Summary
定量法は識別し、線虫の表現型プロファイリングを自動的に分析することによって化学物質の急性毒性を予測しました。このプロトコルでは、384 ウェル プレートでの化学物質とワームを治療、ビデオをキャプチャおよび毒性関連表現型を定量化する方法について説明します。
Abstract
時間がかかり、高価で、その長い寿命とメンテナンスの問題のためは、マウスやラットなどの注文の高等生物で化学物質の毒性試験を適用します。それどころか、線虫線虫(C. elegans) 毒性試験のための理想的な選択にする利点があります: 短い寿命、簡単栽培、および効率的な複製。ここでは、自動表現型プロファイリング線虫 c. エレガンスの 384 ウェル プレートでのプロトコルについて述べる。線虫みみずが液体中で化学治療、384 ウェル プレートで培養し動画、各ウェルの 33 ワーム機能に関する化学物質の影響を定量化します。実験結果は、定量化された表現型特徴できます分類し異なる化学物質の急性毒性を予測し、齧歯動物モデルでさらに伝統的な化学的毒性評価テストの優先順位を確立することを示しています。
Introduction
工業生産や人々 の日常生活に適用される化合物の急激な発展、毒性化学物質のためのモデルのテストを検討することが重要です。多くの場合、げっ歯類の動物モデルを採用して、健康に異なる化学物質の潜在的な毒性を評価します。一般に、致死濃度 (すなわち、assayed 50% 致死量 [LD50] 異なる化学物質) の微量は、時間がかかり、非常に高価である齧歯動物 (ラット/マウス) モデルでは生体内で、従来のパラメーターとして使用されます。さらに、リデュースのため調整、または、動物の福祉と倫理の中心 (3 r) 原則、科学研究1,2,3に貴重な高等動物の交換のための新しいメソッドを置き換える.線虫は土壌から分離された線虫です。それは短い寿命、簡単栽培、および効率的な複製などの有益な特性のため、研究室で研究生物として広く使用でされています。また、線虫、基本的な生理学的なプロセスおよびストレス反応を含む多くの基本的な生物学的経路はより高い哺乳類4,5,6,7内に保存されます。,8します。 私たちと他の人が行った比較のカップルは、線虫の毒性と齧歯動物9において毒性との良い一致があります。これはすべて線虫体内化学物質毒性の効果をテストする良いモデル。
最近では、いくつかの研究では、線虫 c. エレガンスの表現型の特徴を定量化しました。化学物質2,3,10の毒性やワーム11の高齢化を分析する機能を使用できます。我々 はまたシステム、画像解析システム、ワームはさまざまな化学治療法12下 384 ウェル プレートで培養した培養液のワームを組み合わせた方法を開発しました。

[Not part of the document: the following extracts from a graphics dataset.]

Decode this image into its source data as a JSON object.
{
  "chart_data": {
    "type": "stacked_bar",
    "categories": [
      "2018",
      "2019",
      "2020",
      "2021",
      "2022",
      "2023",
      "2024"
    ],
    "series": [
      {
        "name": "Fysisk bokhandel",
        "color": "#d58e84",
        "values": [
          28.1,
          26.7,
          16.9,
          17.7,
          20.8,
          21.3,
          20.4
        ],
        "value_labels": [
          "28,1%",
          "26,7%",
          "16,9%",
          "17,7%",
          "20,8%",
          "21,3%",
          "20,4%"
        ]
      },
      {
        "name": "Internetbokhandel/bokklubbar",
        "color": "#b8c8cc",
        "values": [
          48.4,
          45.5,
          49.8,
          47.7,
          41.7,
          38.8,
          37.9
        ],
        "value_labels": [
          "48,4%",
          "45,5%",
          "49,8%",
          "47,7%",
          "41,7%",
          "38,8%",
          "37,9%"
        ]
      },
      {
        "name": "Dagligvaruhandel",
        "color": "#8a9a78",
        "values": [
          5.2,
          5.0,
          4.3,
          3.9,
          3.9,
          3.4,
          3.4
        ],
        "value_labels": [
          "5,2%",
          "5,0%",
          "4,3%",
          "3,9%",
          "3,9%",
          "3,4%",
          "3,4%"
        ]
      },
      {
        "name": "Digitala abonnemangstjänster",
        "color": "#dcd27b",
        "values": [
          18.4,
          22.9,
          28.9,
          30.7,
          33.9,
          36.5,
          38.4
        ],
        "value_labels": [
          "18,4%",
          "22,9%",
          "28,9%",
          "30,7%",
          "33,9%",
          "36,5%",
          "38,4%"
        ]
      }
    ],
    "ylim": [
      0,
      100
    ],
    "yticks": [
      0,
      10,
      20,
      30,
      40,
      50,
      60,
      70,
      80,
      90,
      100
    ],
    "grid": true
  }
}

自動的に液体培地と 384 ウェル プレートの化学治療の 12-24 時間後、C. elegans の 33 のパラメーターを分析するこの量的な技術を開発しました。自動顕微鏡ステージは実験のビデオ獲得のため使用されます。ビデオは、カスタム設計のプログラムによって処理され、ワームの移動動作に関連 33 機能を定量化します。10 化合物の治療の下でワームの表現型を定量化するための方法です。異なる毒性が線虫 c. エレガンスの表現型を変えることができることを示した。識別し、異なる化学物質の急性毒性を予測するこれらの定量化された表現型を使用できます。このメソッドの全体的な目標は、観察と液体培養における線虫の実験の表現型の定量化を容易にするためにです。この方法は化学的毒性評価と異なる化合物の急性毒性を予測し、優先順位のリストに役立つ表現型数量にc. の elegansのアプリケーションの役に立つさらに伝統的なげっ歯類モデルにおける化学的毒性評価試験。さらに、このメソッドは、毒性スクリーニングと食品添加剤汚染、pharmacautical 化合物、環境の外因性化合物と新しい化学物質や化合物のテストに適用できます。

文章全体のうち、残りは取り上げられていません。